Kiwifruit is so tasty; it’s intoxicating. All my life, I’ve enjoyed the unique flavour and texture of kiwis but never stopped to wonder where they come from and how they grow. It took 24 years, countless fruit salads, and the digestion of innumerous tiny black seeds before I thought about planting some.
After my first kiwi sprouts emerged from the soil, I did some research and realized that Canada, with its uncomfortably cold winters, is not an ideal environment for growing kiwi plants. While fairly hardy, kiwi cannot survive temperatures below -18 degrees celsius. This news didn’t; however, change my mind about continuing to care for my seedlings. I find watching their development fascinating and enjoy seeing them grow into beautiful little vines.
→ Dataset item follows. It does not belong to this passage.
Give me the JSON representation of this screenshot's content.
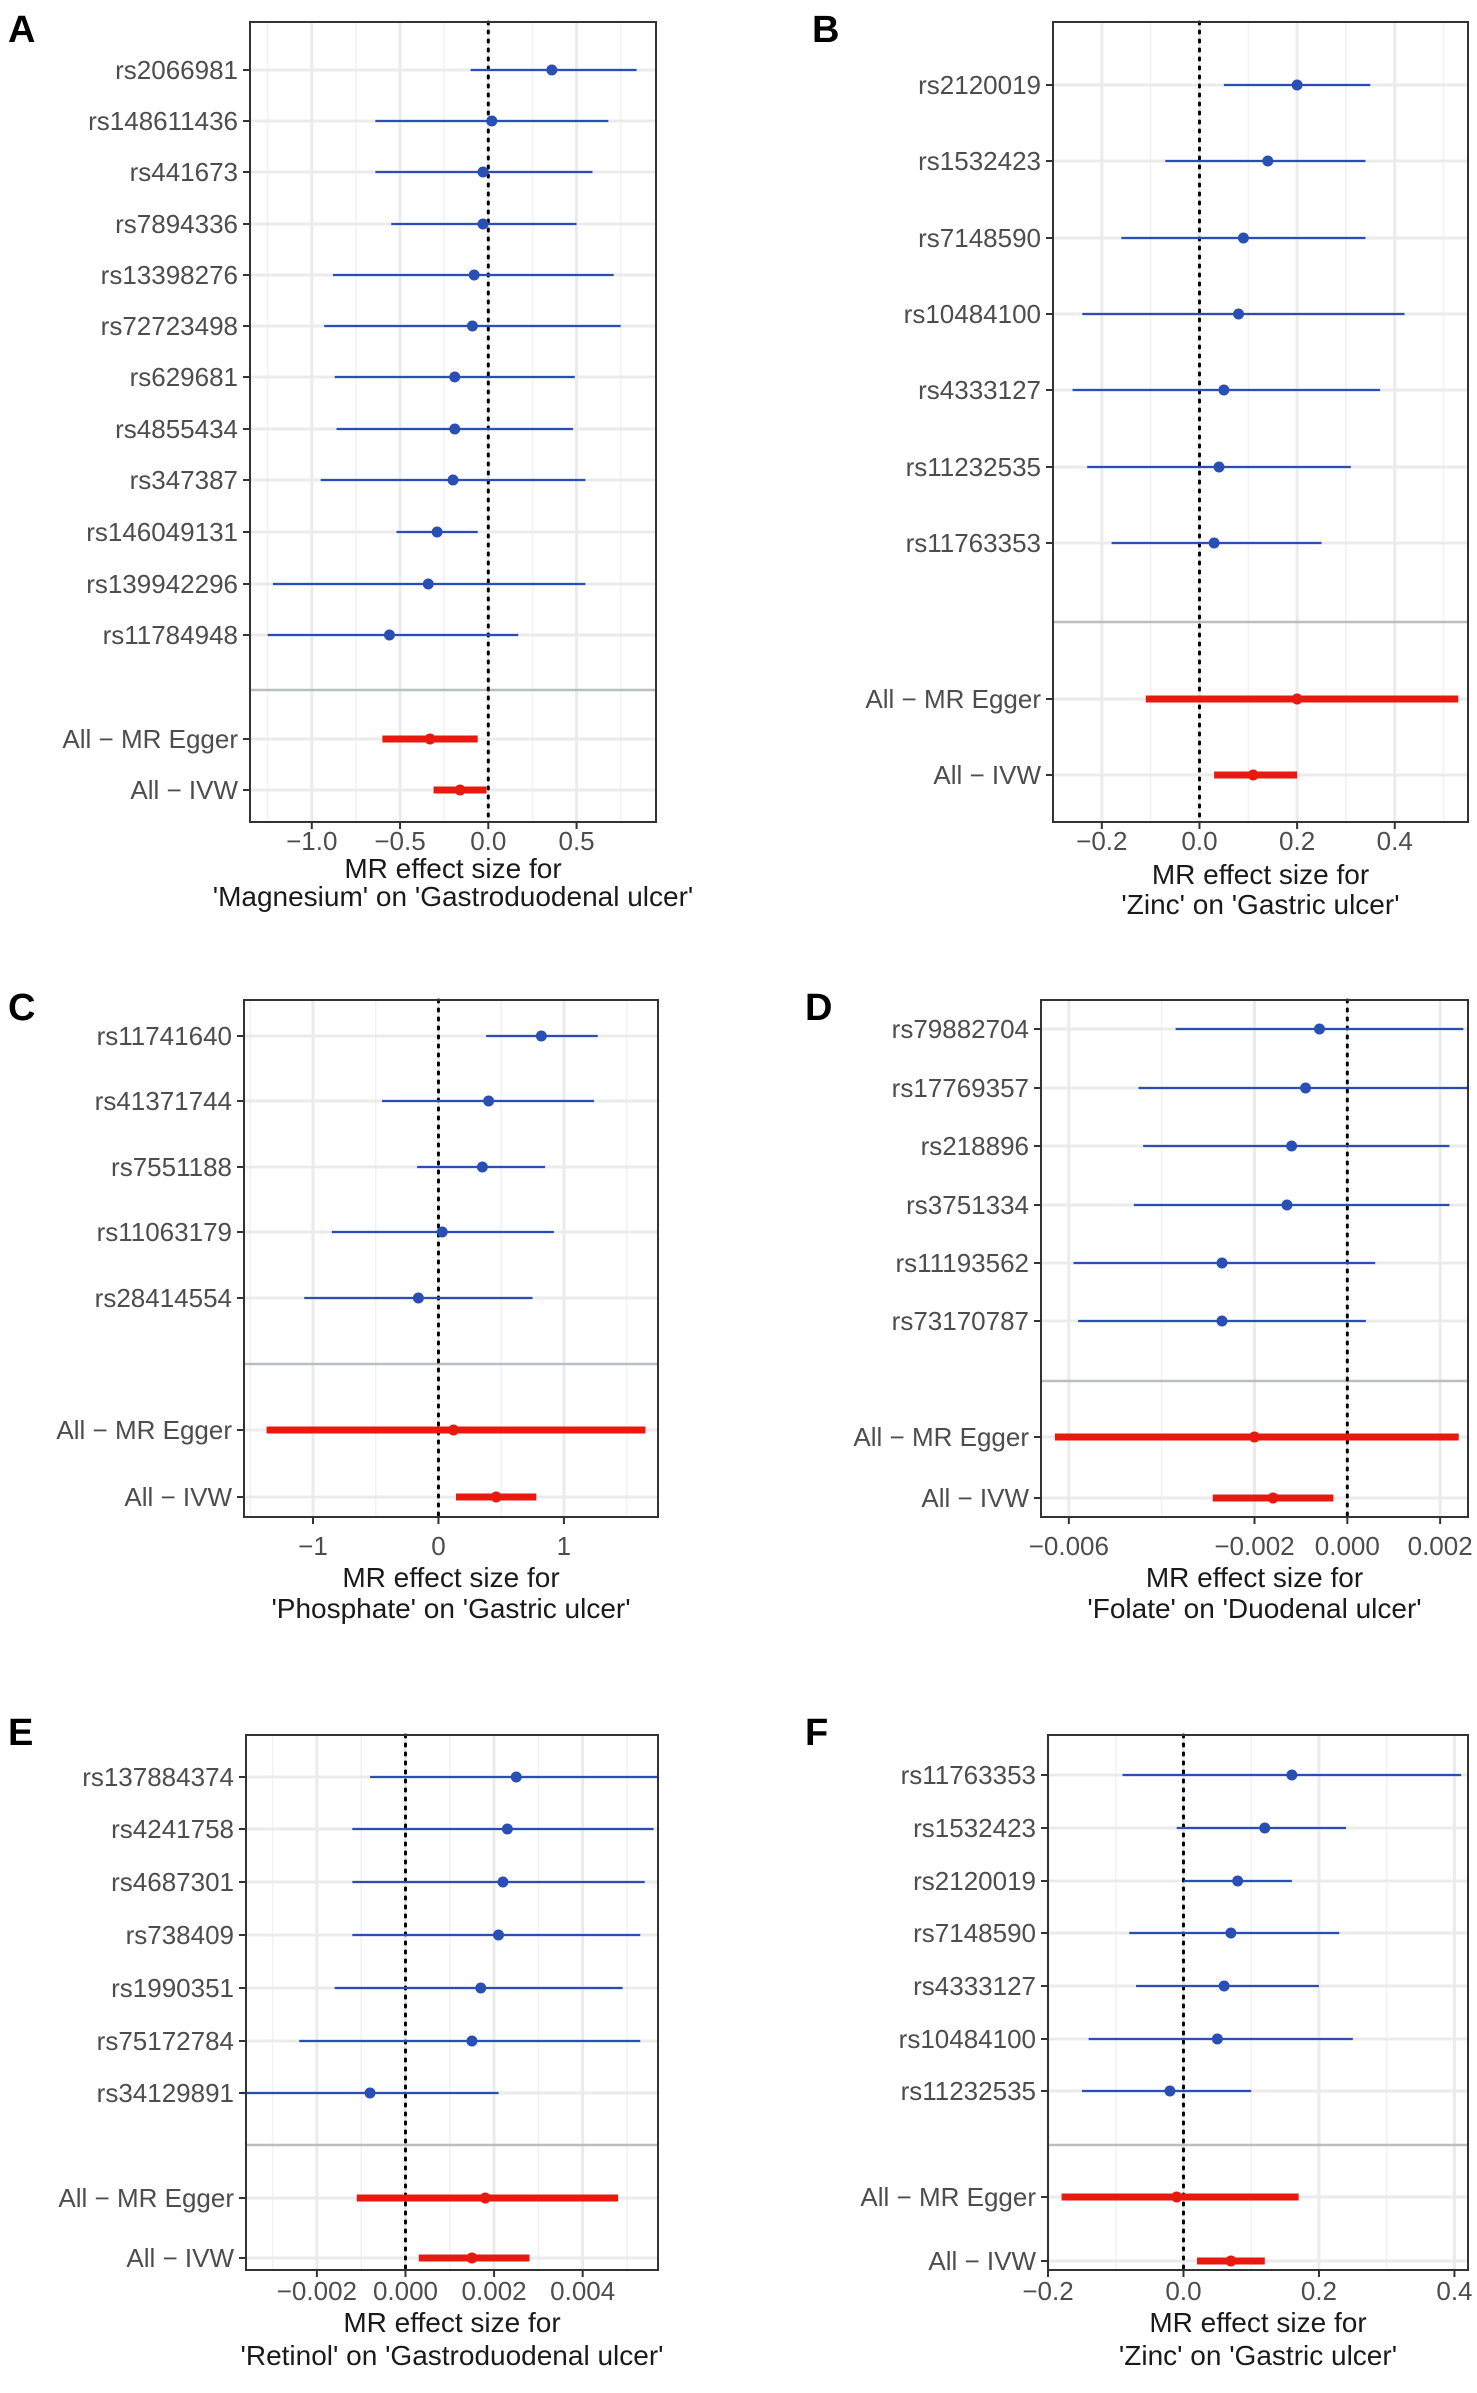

Plus, judging by the way our climate has been changing in recent years, it may soon become possible for kiwi to survive a southern Ontario winter.
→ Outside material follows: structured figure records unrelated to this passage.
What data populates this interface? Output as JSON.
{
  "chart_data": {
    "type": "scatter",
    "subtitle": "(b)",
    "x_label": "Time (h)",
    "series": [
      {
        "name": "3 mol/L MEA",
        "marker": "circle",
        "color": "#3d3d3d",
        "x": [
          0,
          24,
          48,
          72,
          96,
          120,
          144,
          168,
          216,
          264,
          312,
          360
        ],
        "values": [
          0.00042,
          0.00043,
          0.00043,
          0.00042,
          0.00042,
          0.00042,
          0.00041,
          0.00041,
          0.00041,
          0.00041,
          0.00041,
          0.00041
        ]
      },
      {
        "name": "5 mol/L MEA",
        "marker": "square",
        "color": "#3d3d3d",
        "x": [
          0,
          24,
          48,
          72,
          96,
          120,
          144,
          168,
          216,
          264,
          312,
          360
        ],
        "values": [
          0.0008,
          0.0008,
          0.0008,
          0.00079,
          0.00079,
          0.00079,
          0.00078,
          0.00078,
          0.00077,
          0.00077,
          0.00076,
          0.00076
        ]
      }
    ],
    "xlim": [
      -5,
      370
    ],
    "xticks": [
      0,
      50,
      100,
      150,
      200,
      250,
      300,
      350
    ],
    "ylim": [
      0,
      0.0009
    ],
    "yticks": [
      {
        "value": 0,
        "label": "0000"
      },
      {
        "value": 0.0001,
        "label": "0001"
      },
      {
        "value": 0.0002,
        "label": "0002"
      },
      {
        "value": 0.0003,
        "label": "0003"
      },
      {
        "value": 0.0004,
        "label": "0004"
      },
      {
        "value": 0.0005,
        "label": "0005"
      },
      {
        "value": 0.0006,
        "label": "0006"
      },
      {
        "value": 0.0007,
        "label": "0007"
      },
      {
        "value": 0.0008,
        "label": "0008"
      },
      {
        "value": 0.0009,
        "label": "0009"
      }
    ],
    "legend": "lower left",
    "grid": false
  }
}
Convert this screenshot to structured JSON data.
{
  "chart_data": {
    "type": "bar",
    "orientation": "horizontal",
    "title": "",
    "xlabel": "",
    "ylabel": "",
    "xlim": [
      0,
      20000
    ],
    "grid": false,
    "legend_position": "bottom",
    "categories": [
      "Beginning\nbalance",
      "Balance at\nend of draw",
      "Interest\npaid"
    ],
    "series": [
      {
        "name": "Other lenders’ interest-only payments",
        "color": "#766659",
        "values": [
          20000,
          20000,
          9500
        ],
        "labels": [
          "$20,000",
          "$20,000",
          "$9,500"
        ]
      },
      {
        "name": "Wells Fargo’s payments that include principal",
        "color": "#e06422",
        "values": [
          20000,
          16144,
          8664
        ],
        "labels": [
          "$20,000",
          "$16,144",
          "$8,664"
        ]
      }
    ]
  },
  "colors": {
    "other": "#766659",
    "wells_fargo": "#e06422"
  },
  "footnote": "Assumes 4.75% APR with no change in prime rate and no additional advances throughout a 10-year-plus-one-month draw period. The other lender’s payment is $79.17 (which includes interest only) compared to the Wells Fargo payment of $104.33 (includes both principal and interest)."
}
Whether you’re planting to observe or to consume, here’s how you can get growing your own kiwi vines:
3. Things you’ll need:
1) A kiwi. Try to get an organic kiwi in order to avoid the possibility that non-organic seeds may not reproduce as well. There are a few different types of kiwifruit in existence and this step-by-step method for sprouting should work for all varieties.
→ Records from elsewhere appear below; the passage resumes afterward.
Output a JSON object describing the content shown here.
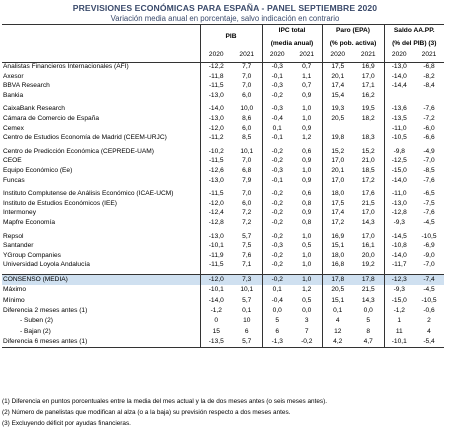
{
  "title": "PREVISIONES ECONÓMICAS PARA ESPAÑA - PANEL SEPTIEMBRE 2020",
  "subtitle": "Variación media anual en porcentaje, salvo indicación en contrario",
  "columns": {
    "pib": "PIB",
    "ipc": "IPC total",
    "ipc_sub": "(media anual)",
    "paro": "Paro (EPA)",
    "paro_sub": "(% pob. activa)",
    "saldo": "Saldo AA.PP.",
    "saldo_sub": "(% del PIB) (3)",
    "years": [
      "2020",
      "2021",
      "2020",
      "2021",
      "2020",
      "2021",
      "2020",
      "2021"
    ]
  },
  "groups": [
    [
      {
        "name": "Analistas Financieros Internacionales (AFI)",
        "v": [
          "-12,2",
          "7,7",
          "-0,3",
          "0,7",
          "17,5",
          "16,9",
          "-13,0",
          "-6,8"
        ]
      },
      {
        "name": "Axesor",
        "v": [
          "-11,8",
          "7,0",
          "-0,1",
          "1,1",
          "20,1",
          "17,0",
          "-14,0",
          "-8,2"
        ]
      },
      {
        "name": "BBVA Research",
        "v": [
          "-11,5",
          "7,0",
          "-0,3",
          "0,7",
          "17,4",
          "17,1",
          "-14,4",
          "-8,4"
        ]
      },
      {
        "name": "Bankia",
        "v": [
          "-13,0",
          "6,0",
          "-0,2",
          "0,9",
          "15,4",
          "16,2",
          "",
          ""
        ]
      }
    ],
    [
      {
        "name": "CaixaBank Research",
        "v": [
          "-14,0",
          "10,0",
          "-0,3",
          "1,0",
          "19,3",
          "19,5",
          "-13,6",
          "-7,6"
        ]
      },
      {
        "name": "Cámara de Comercio de España",
        "v": [
          "-13,0",
          "8,6",
          "-0,4",
          "1,0",
          "20,5",
          "18,2",
          "-13,5",
          "-7,2"
        ]
      },
      {
        "name": "Cemex",
        "v": [
          "-12,0",
          "6,0",
          "0,1",
          "0,9",
          "",
          "",
          "-11,0",
          "-6,0"
        ]
      },
      {
        "name": "Centro de Estudios Economía de Madrid (CEEM-URJC)",
        "v": [
          "-11,2",
          "8,5",
          "-0,1",
          "1,2",
          "19,8",
          "18,3",
          "-10,5",
          "-6,6"
        ]
      }
    ],
    [
      {
        "name": "Centro de Predicción Económica (CEPREDE-UAM)",
        "v": [
          "-10,2",
          "10,1",
          "-0,2",
          "0,6",
          "15,2",
          "15,2",
          "-9,8",
          "-4,9"
        ]
      },
      {
        "name": "CEOE",
        "v": [
          "-11,5",
          "7,0",
          "-0,2",
          "0,9",
          "17,0",
          "21,0",
          "-12,5",
          "-7,0"
        ]
      },
      {
        "name": "Equipo Económico (Ee)",
        "v": [
          "-12,6",
          "6,8",
          "-0,3",
          "1,0",
          "20,1",
          "18,5",
          "-15,0",
          "-8,5"
        ]
      },
      {
        "name": "Funcas",
        "v": [
          "-13,0",
          "7,9",
          "-0,1",
          "0,9",
          "17,0",
          "17,2",
          "-14,0",
          "-7,6"
        ]
      }
    ],
    [
      {
        "name": "Instituto Complutense de Análisis Económico (ICAE-UCM)",
        "v": [
          "-11,5",
          "7,0",
          "-0,2",
          "0,6",
          "18,0",
          "17,6",
          "-11,0",
          "-6,5"
        ]
      },
      {
        "name": "Instituto de Estudios Económicos (IEE)",
        "v": [
          "-12,0",
          "6,0",
          "-0,2",
          "0,8",
          "17,5",
          "21,5",
          "-13,0",
          "-7,5"
        ]
      },
      {
        "name": "Intermoney",
        "v": [
          "-12,4",
          "7,2",
          "-0,2",
          "0,9",
          "17,4",
          "17,0",
          "-12,8",
          "-7,6"
        ]
      },
      {
        "name": "Mapfre Economía",
        "v": [
          "-12,8",
          "7,2",
          "-0,2",
          "0,8",
          "17,2",
          "14,3",
          "-9,3",
          "-4,5"
        ]
      }
    ],
    [
      {
        "name": "Repsol",
        "v": [
          "-13,0",
          "5,7",
          "-0,2",
          "1,0",
          "16,9",
          "17,0",
          "-14,5",
          "-10,5"
        ]
      },
      {
        "name": "Santander",
        "v": [
          "-10,1",
          "7,5",
          "-0,3",
          "0,5",
          "15,1",
          "16,1",
          "-10,8",
          "-6,9"
        ]
      },
      {
        "name": "YGroup Companies",
        "v": [
          "-11,9",
          "7,6",
          "-0,2",
          "1,0",
          "18,0",
          "20,0",
          "-14,0",
          "-9,0"
        ]
      },
      {
        "name": "Universidad Loyola Andalucía",
        "v": [
          "-11,5",
          "7,1",
          "-0,2",
          "1,0",
          "16,8",
          "19,2",
          "-11,7",
          "-7,0"
        ]
      }
    ]
  ],
  "summary": [
    {
      "name": "CONSENSO (MEDIA)",
      "v": [
        "-12,0",
        "7,3",
        "-0,2",
        "1,0",
        "17,8",
        "17,8",
        "-12,3",
        "-7,4"
      ],
      "cls": "cons"
    },
    {
      "name": "Máximo",
      "v": [
        "-10,1",
        "10,1",
        "0,1",
        "1,2",
        "20,5",
        "21,5",
        "-9,3",
        "-4,5"
      ]
    },
    {
      "name": "Mínimo",
      "v": [
        "-14,0",
        "5,7",
        "-0,4",
        "0,5",
        "15,1",
        "14,3",
        "-15,0",
        "-10,5"
      ]
    },
    {
      "name": "Diferencia 2 meses antes (1)",
      "v": [
        "-1,2",
        "0,1",
        "0,0",
        "0,0",
        "0,1",
        "0,0",
        "-1,2",
        "-0,6"
      ]
    },
    {
      "name": "- Suben (2)",
      "v": [
        "0",
        "10",
        "5",
        "3",
        "4",
        "5",
        "1",
        "2"
      ],
      "indent": true
    },
    {
      "name": "- Bajan (2)",
      "v": [
        "15",
        "6",
        "6",
        "7",
        "12",
        "8",
        "11",
        "4"
      ],
      "indent": true
    },
    {
      "name": "Diferencia 6 meses antes (1)",
      "v": [
        "-13,5",
        "5,7",
        "-1,3",
        "-0,2",
        "4,2",
        "4,7",
        "-10,1",
        "-5,4"
      ]
    }
  ],
  "footnotes": [
    "(1) Diferencia en puntos porcentuales entre la media del mes actual y la de dos meses antes (o seis meses antes).",
    "(2) Número de panelistas que modifican al alza (o a la baja) su previsión respecto a dos meses antes.",
    "(3) Excluyendo déficit por ayudas financieras."
  ]
}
2) A small mug or container. This will hold your kiwi seeds for their first week of germination.
3) Paper towels, a plate, and a clear plastic container. These will be used to construct a very simple mini greenhouse for germinating your kiwi seeds.
4) Potting soil. I would guess that any potting soil will do, but I suggest using one with a blend of peat, perlite, vermiculite, and organic fertilizer. Almost all of the seeds I planted in this type of certified organic potting mix have sprouted beautifully, so I think it’s fair to say that it works.
5) Containers/pots. A container (with drainage holes) that is 2-3” deep and an inch or two in diameter will be sufficient for sprouting; however, the seedlings will eventually need to be re-potted into larger containers in order to continue growing. The size of the container is up to you, but I suggest a rather large pot since kiwi vines get quite big and re-potting intertwined vines is not always a simple task.
6) Sun, or a grow light. Kiwi vines need lots of light, especially when sprouting. If you don’t have enough natural sunlight you will likely need to supplement some of it with a grow light.